はじめに
筋萎縮性側索硬化症(ALS)は、上下の運動ニューロンを選択的に損傷する、致命的、不均一な神経変性疾患です[38]。 典型的には、嚥下障害、構音障害、体幹や四肢の筋萎縮や筋力低下、さらには呼吸不全などの進行性の運動障害を特徴とします[25]。世界的に見て、ALSに罹患する人の数は2015年には222,801人に達し、今後も増加し続け、2040年には376,674人に達すると予想されています[1]。さらに、ALSに関連する一人当たりの費用は様々な神経疾患の中で最も高く、米国だけでもALSの標準的な総費用は2億7900万ドルから4億7200万ドルに及ぶと推定されています[13]。重篤な臨床症状と大きな社会経済的負担のため、ALSの素因因子を調査し、その可能性のある病因を探るための研究が増加しています。
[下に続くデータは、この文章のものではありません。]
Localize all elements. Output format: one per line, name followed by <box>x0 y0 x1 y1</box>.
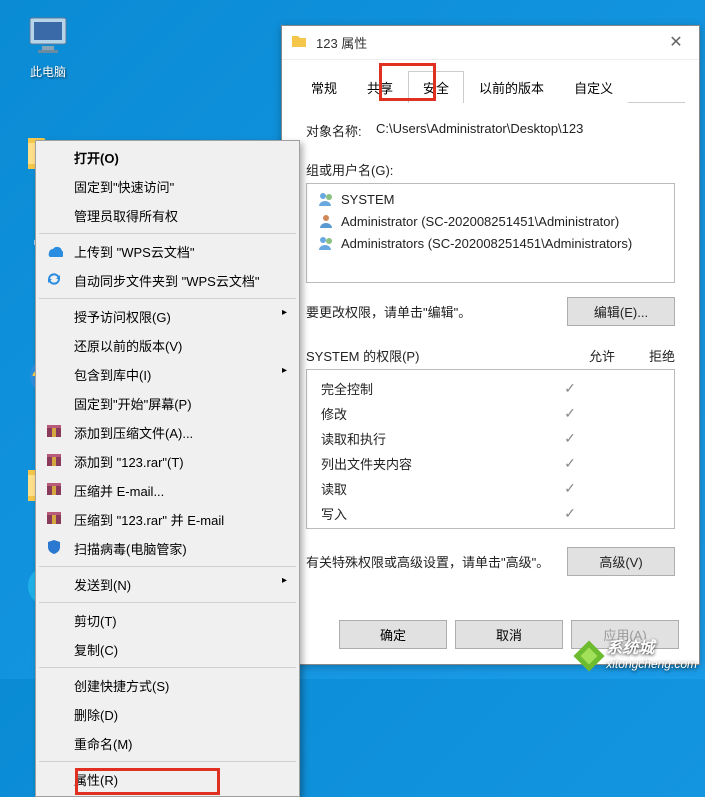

近年、ビタミンやミネラルを含む微量栄養素が、ADやPDなど複数の神経変性疾患と関連していることが判明しました[20]。ALSに関しては、様々な微量栄養素とALSリスクとの関係はまだ明らかにされていません。例えば、ALS患者202人と健常対照者208人を含む施設ベースの調査では、ビタミンCの循環レベルの低下とレチノールの高値がALSのリスク上昇と有意に関連していることが示されました[40]。さらに、Petersらは、52万人のヨーロッパ人参加者を対象とした前向きコホート研究に基づき、循環亜鉛濃度とALS感受性との間に有意な関連があることを観察しました[33]。しかし、ビタミンCやレチノールの循環レベルとALSリスクとの間に統計学的に有意な関連は認められないというエビデンスもあります[21,32]。同様に、Forteらによる症例対照研究でも、ALS患者と健常対照者との間の亜鉛の循環レベルの差は観察されませんでした[12]。サンプルサイズが小さいこと、不可避な潜在的交絡因子や逆因果のため、上記の観察研究の結果は一貫していません。
従来の観察研究のバイアスを克服するために、メンデルランダム化(MR)解析は、ゲノムワイド関連研究(GWAS)の大規模データと同様に、一塩基多型(SNP)を操作変数(IV)として適用することで、素因とALS感受性の因果関係を明らかにすることができます。実際、過去に行われた3件のMR研究では、血清25-ヒドロキシビタミンD、鉄、セレンのALSリスクに対する因果関係は明らかにされていません[24,6,17]。しかしこれまで、これら3つの微量栄養素を除けば、他のビタミンやミネラルに関する系統的なMR解析は発表されていません。そこで著者らは、様々な微量栄養素の循環レベルとALSリスクとの因果関係をより正確に推測するために、この2標本のMR解析を行いました。